So viele Texte, die in der frühen Phase der Corona-Pandemie geschrieben wurden, sind schlecht gealtert – und die allermeisten wahrscheinlich zurecht längst vergessen. Prognosen sind unerfüllt geblieben, Hoffnungen sowieso, und viele Analysen haben sich als kurzlebige Momentaufnahmen entpuppt. Der Befund gilt nicht für jenes Interview, das David Mayer Anfang 2021 mit der Medizinhistorikerin Dora Vargha für das TAGEBUCH (siehe Ausgabe 3|2021) geführt hat und das mir dieser Tage durch Zufall wieder in die Hände gefallen ist – »damals« ganz vor dem Eindruck der beginnenden Impfkampagnen und der damit verbundenen Frage nach Verteilungsgerechtigkeit.
Erstens ist das Gespräch, auch, aber nicht nur wegen seiner historischen Dimension, immer noch lesenswert – und zweitens ist es sogar vielleicht gerade jetzt aktuell. In Wien wurden am 1. Juli 2023 sämtliche Maßnahmen gestrichen, Corona-Fälle sind nicht mehr meldepflichtig, wer erkrankt ist, braucht sich nicht mehr in Quarantäne zu begeben, die Gratistests sind passé.
Dora Vargha stellte vor zweieinhalb Jahren die Frage: »Wer hat das Recht, das Ende einer Pandemie auszurufen, und wer wird dabei übergangen? Was passiert nach dem offiziellen Ende der jetzigen Covid-19-Pandemie beispielsweise mit jenen, die am sogenannten Post-Covid-Syndrom, auch als Long Covid bekannt, leiden, über das noch wenig bekannt ist?« In meinem Umfeld sprechen viele in der Vergangenheitsform von Corona. Und einigen wenigen kommt die Zeit seit den ersten bestätigten Fällen vor wie ein einziger langer, apokalpytischer März.
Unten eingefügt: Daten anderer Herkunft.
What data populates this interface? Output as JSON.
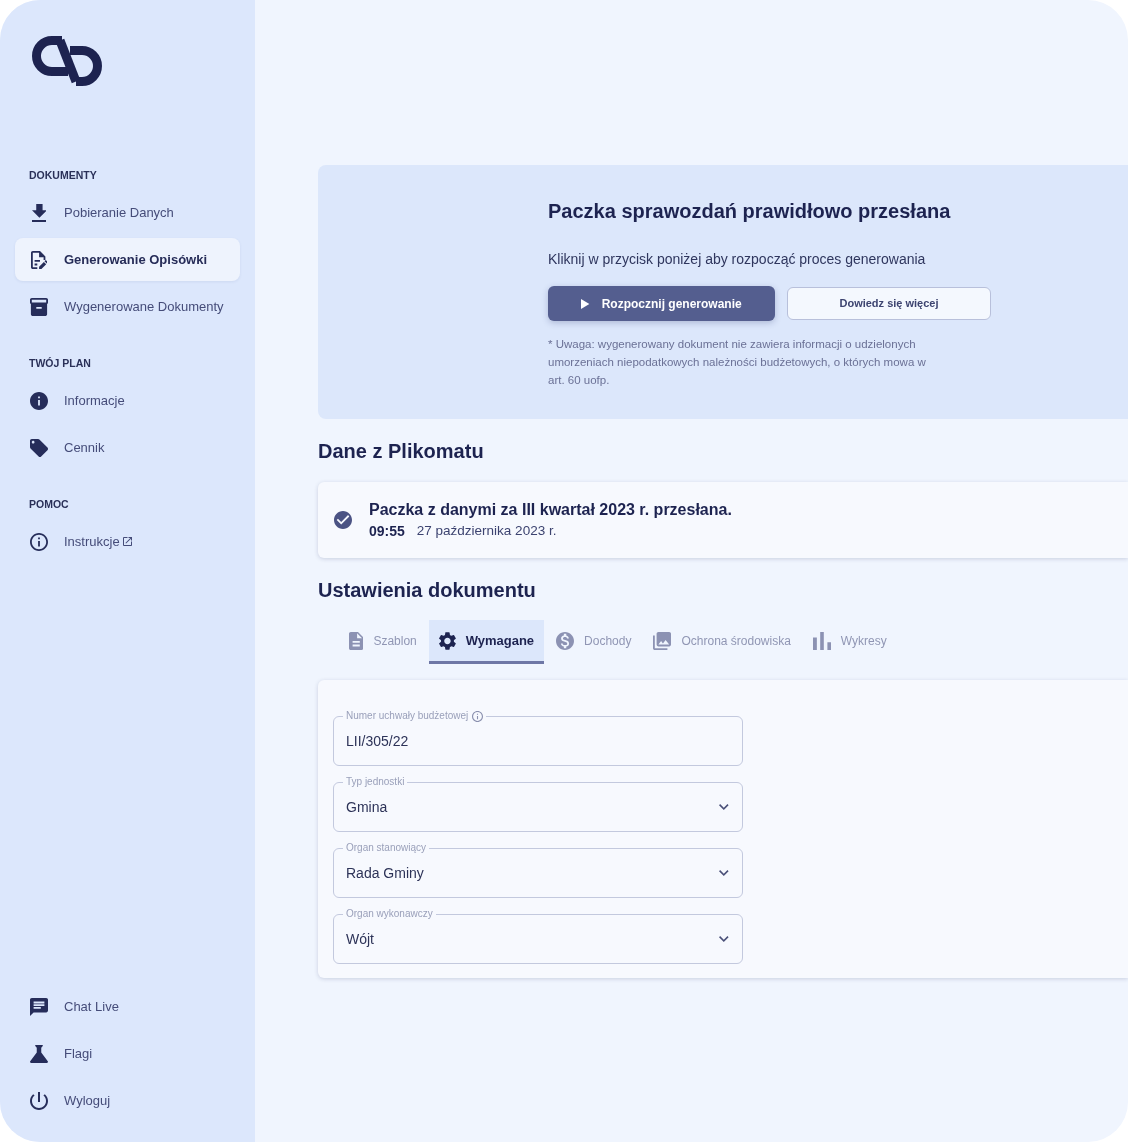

Dass Long Covid in der Tat zahlreiche Menschen betrifft und viele auf lange Zeit erkranken, erwerbsunfähig werden oder sogar an den Folgen sterben, ist mittlerweile bekannt. Dennoch gibt es in der Forschung wie auch in der Versorgung der Betroffenen dermaßen eklatante Lücken, dass einem schwindlig wird. Betroffenenorganisationen wie Long Covid Austria berichten immer wieder davon, wie häufig etwa Fehldiagnosen vorkommen und wie zäh sich die Suche nach medizinischer Hilfe gestaltet. Hinzu kommen verlorene Jobs und drohende Armut, abgebrochene Studien, soziale Isolation, enorme psychische Belastungen. Währenddessen verschwinden manche einfach aus dem Leben. #MillionsMissing ist ein Hashtag, den mit der Multisystemerkrankung ME/CFS Diagnostizierte und ihre Angehörigen verwenden.
Diese tritt nicht nur in Zusammenhang mit Covid auf, aber die Deutsche Gesellschaft für ME/CFS schreibt: »Mehrere Studien deuten darauf hin, dass nach einem halben Jahr Erkrankungsdauer circa die Hälfte der Long-Covid-Betroffenen die Diagnosekriterien für ME/CFS erfüllt.«
Nach weit über drei Jahren Pandemie gilt es, Solidarität mit den Langzeitbetroffenen zu zeigen. Niemanden zu vergessen. Und die Forderung nach mehr Forschung sowie besserer medizinischer und psychosozialer Versorgung als das zu begreifen, was es ist: ein politisches Anliegen.